Guardrails
The poet John
Greenleaf Whittier said, "When faith is lost, when honor dies, the man is
dead." Any man who throws his life away, who takes that great slide
towards the bottom, passes warning sign posts along the way. The thrill of this
writers life has been, and continues to be, knowing and recognizing the
uncommon man. Most of them, their names never appear in print. But, they are well known by God and their
fellow man.
Such was a
fellow army medical officer, Doctor David Boyd who I got to know very well
because we shared many values of life. Such as overcoming what the world
considers poverty, working our way through many years of school, learning to
manage money well, to know the thrill-satisfaction of accomplishment.
Many years
after our army days were over, our taking orders from men of lesser nobility in
the military, I was attending a convention in New Orleans, Louisiana.
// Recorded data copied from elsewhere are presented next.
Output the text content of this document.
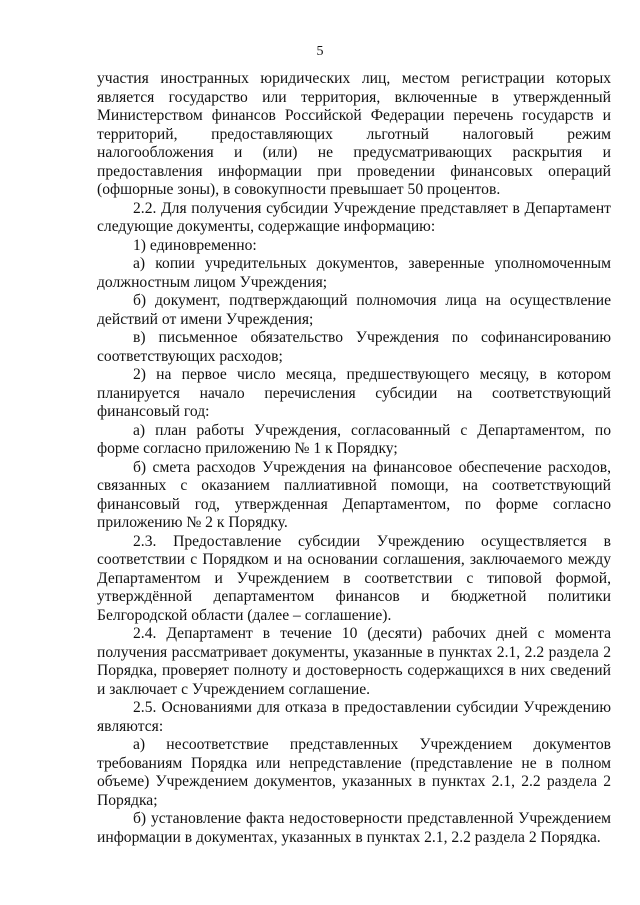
5

участия иностранных юридических лиц, местом регистрации которых является государство или территория, включенные в утвержденный Министерством финансов Российской Федерации перечень государств и территорий, предоставляющих льготный налоговый режим налогообложения и (или) не предусматривающих раскрытия и предоставления информации при проведении финансовых операций (офшорные зоны), в совокупности превышает 50 процентов.

2.2. Для получения субсидии Учреждение представляет в Департамент следующие документы, содержащие информацию:

1) единовременно:

а) копии учредительных документов, заверенные уполномоченным должностным лицом Учреждения;

б) документ, подтверждающий полномочия лица на осуществление действий от имени Учреждения;

в) письменное обязательство Учреждения по софинансированию соответствующих расходов;

2) на первое число месяца, предшествующего месяцу, в котором планируется начало перечисления субсидии на соответствующий финансовый год:

а) план работы Учреждения, согласованный с Департаментом, по форме согласно приложению № 1 к Порядку;

б) смета расходов Учреждения на финансовое обеспечение расходов, связанных с оказанием паллиативной помощи, на соответствующий финансовый год, утвержденная Департаментом, по форме согласно приложению № 2 к Порядку.

2.3. Предоставление субсидии Учреждению осуществляется в соответствии с Порядком и на основании соглашения, заключаемого между Департаментом и Учреждением в соответствии с типовой формой, утверждённой департаментом финансов и бюджетной политики Белгородской области (далее – соглашение).

2.4. Департамент в течение 10 (десяти) рабочих дней с момента получения рассматривает документы, указанные в пунктах 2.1, 2.2 раздела 2 Порядка, проверяет полноту и достоверность содержащихся в них сведений и заключает с Учреждением соглашение.

2.5. Основаниями для отказа в предоставлении субсидии Учреждению являются:

а) несоответствие представленных Учреждением документов требованиям Порядка или непредставление (представление не в полном объеме) Учреждением документов, указанных в пунктах 2.1, 2.2 раздела 2 Порядка;

б) установление факта недостоверности представленной Учреждением информации в документах, указанных в пунктах 2.1, 2.2 раздела 2 Порядка.
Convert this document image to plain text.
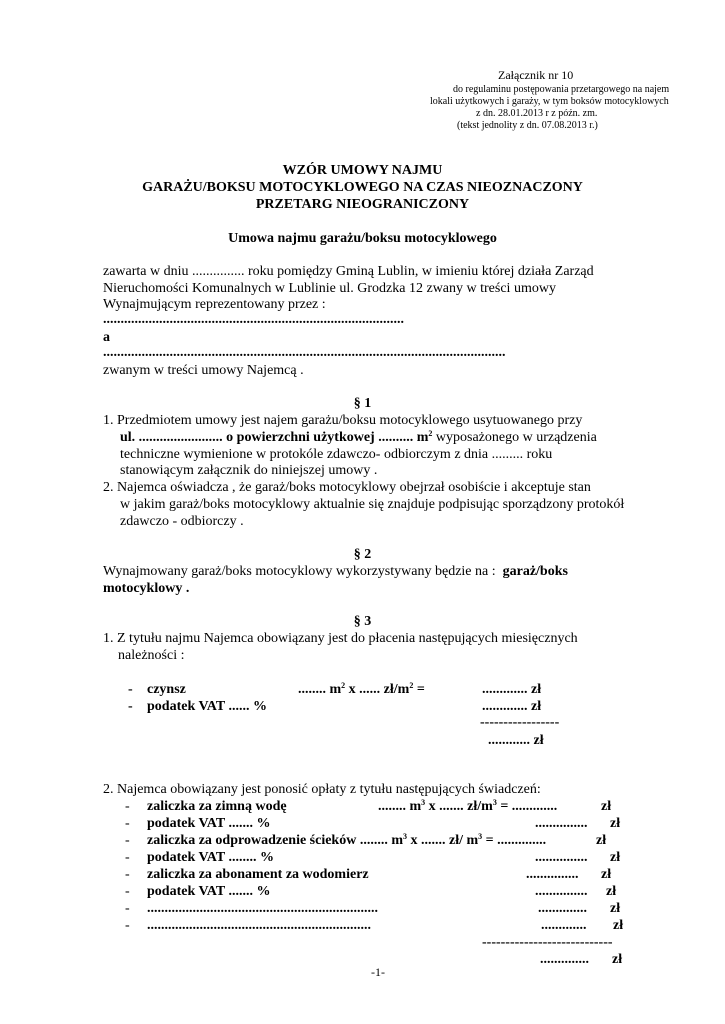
Załącznik nr 10
do regulaminu postępowania przetargowego na najem
lokali użytkowych i garaży, w tym boksów motocyklowych
z dn. 28.01.2013 r z późn. zm.
(tekst jednolity z dn. 07.08.2013 r.)
WZÓR UMOWY NAJMU
GARAŻU/BOKSU MOTOCYKLOWEGO NA CZAS NIEOZNACZONY
PRZETARG NIEOGRANICZONY
Umowa najmu garażu/boksu motocyklowego
zawarta w dniu ............... roku pomiędzy Gminą Lublin, w imieniu której działa Zarząd
Nieruchomości Komunalnych w Lublinie ul. Grodzka 12 zwany w treści umowy
Wynajmującym reprezentowany przez :
......................................................................................
a
...................................................................................................................
zwanym w treści umowy Najemcą .
§ 1
1. Przedmiotem umowy jest najem garażu/boksu motocyklowego usytuowanego przy
ul. ........................ o powierzchni użytkowej .......... $m^2$ wyposażonego w urządzenia
techniczne wymienione w protokóle zdawczo- odbiorczym z dnia ......... roku
stanowiącym załącznik do niniejszej umowy .
2. Najemca oświadcza , że garaż/boks motocyklowy obejrzał osobiście i akceptuje stan
w jakim garaż/boks motocyklowy aktualnie się znajduje podpisując sporządzony protokół
zdawczo - odbiorczy .
§ 2
Wynajmowany garaż/boks motocyklowy wykorzystywany będzie na : garaż/boks
motocyklowy .
§ 3
1. Z tytułu najmu Najemca obowiązany jest do płacenia następujących miesięcznych
należności :
- czynsz	........ $m^2$ x ...... $zł/m^2$ =	............. zł
- podatek VAT ...... %	............. zł
-----------------
............ zł
2. Najemca obowiązany jest ponosić opłaty z tytułu następujących świadczeń:
- zaliczka za zimną wodę	........ $m^3$ x ....... $zł/m^3$ = .............	zł
- podatek VAT ....... %	............... zł
- zaliczka za odprowadzenie ścieków ........ $m^3$ x ....... zł/ $m^3$ = ..............	zł
- podatek VAT ........ %	............... zł
- zaliczka za abonament za wodomierz	............... zł
- podatek VAT ....... %	............... zł
- ..................................................................	.............. zł
- ................................................................	............. zł
----------------------------
.............. zł
-1-
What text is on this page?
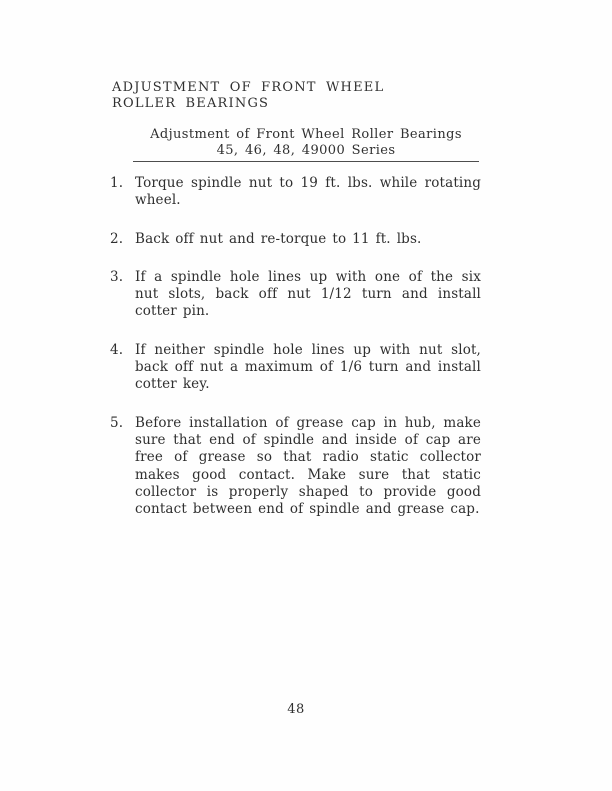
ADJUSTMENT OF FRONT WHEEL
ROLLER BEARINGS
Adjustment of Front Wheel Roller Bearings
45, 46, 48, 49000 Series
1. Torque spindle nut to 19 ft. lbs. while rotating wheel.
2. Back off nut and re-torque to 11 ft. lbs.
3. If a spindle hole lines up with one of the six nut slots, back off nut 1/12 turn and install cotter pin.
4. If neither spindle hole lines up with nut slot, back off nut a maximum of 1/6 turn and install cotter key.
5. Before installation of grease cap in hub, make sure that end of spindle and inside of cap are free of grease so that radio static collector makes good contact. Make sure that static collector is properly shaped to provide good contact between end of spindle and grease cap.
48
I knew he practiced in a nearby city, I called, made arrangements to visit him.
He lived in an impressive-antebellum home. An empty nest since his two children
had married and moved on and his wife had died from cancer. Walking into a
spacious den in the rear of the house, over the fireplace was a spectacular
gold frame. The frame was at least five inches wide all around, gold plated, at
least three feet wide and five feet tall. In the frame was a portrait of a very plain
women, grey dress, white hair, in a bun. Her hands showed hard work, no signs
of manicure. No jewelry, no makeup, and yet the artist had caught something in
the eyes of this very plain women...kindness. I heard Arch Bishop Fulton Sheen
say one time when asked to give three words that could change the world,
"Simple- kindness, kindness, kindness."
My friend,
the Dr. said, "That is a portrait of my mother, to whom I owe everything. We
lived on the wrong side of the tracks in our town, my father had promised me
that I would go to college and then, unexpectedly, he died. There was barely
enough money to burry him. I will never
forget my mother saying, keep studying-working hard and I will make sure that
you go to college. She continued working her job at a local plant,
cooking-sewing-cleaning for the public at night and weekends. And when it came
time for me to go to college, by her savings, my working, I managed to get
through my eight years-internship-residency. But, she taught me the important
things of life during our years together. Most important-my Christian faith and
the grace of giving. The tithe is the Lord's whether you give it or not and our
offerings always came first. We never spent one dime on anything that was not
important. We kept a daily log of everything we spent, every activity and God
knew that our lives were completely yielded to him."
There is
the new beginning for the believer, repentance-baptism-Lord's table. You do not
take from your commitment to a new life, "You just keep adding to
it."
We were
talking at length about something we had discussed many times in the army: The
fact, and it is a fact, that unless blessed with an inheritance which you did
not earn, the secret to financial success is keeping up with everything you
spend. You can not invest the money you have spent. Nickels make dollars and
dollars take care of themselves. Even Einstein said, "Compound interest is
the eighth wonder of the world. He who understands it, earns it ... he who
doesn't ... pays it.”
So many
have asked this blind veteran, "How did you accumulate your money?" I
started at zero, blind, hard work, frugal living. It has never bothered me that
people called me stingy. In college, (worked my way through eight years, job at
night, classes during the day, selling Bibles door to door in the summer) called
by my friends, "Iron pockets" because I never spent one dime unless
necessary. The greatest secret, a daily record of every cent you spend. God's
record that I have given from his generosity to me to his need. Of course for
God to be God he needs nothing but with one tree in the garden of Eden, he
established his rights and the fact that we cannot have it all. I would rather have what is left from what is given to
him, blessed, than what is left from the full 100%, cursed. YOU CAN NOT OUT
GIVE GOD.
Life is a
matter of discipline. Character demands discipline. A blessed lifestyle of
accomplishment demands nutritious food, abstinence from toxic medications, rest
and exercise.
Think of
the BRUTAL world where the Virgin Mary, Joseph and even Jesus lived.
We think
things are bad at the end of 2012, and they are. Jobs are gone and they are not
coming back. Every agency-system-entitlement is broke. We are an entangled
third world type failure of government...controlled by a dictator, propped up
by a state controlled news media, heading down a CLIFF of disaster and most
citizens are unaware of the impending catastrophe.
God in his
mercy spoke and nothingness became something-ness. "In the fullness of
time" (Galatians 4:4), God sent his son, putting on a tent of human flesh,
to dwell among us. None of us would be saved through his perfect life. It is
because of his resurrection, faith to faith, our faith in him, his faith in the
father, that those of us called, predestined, through the new birth, having his
righteousness in us, can face 2013 or anything else with serenity and security.
It is not a matter of "playing church", rather the knowledge that "Greater
is he that is in you than he that is in the world" (1 John 4:4). When we know God's message to us, through his word,
we will put up the guardrails of the Christian life.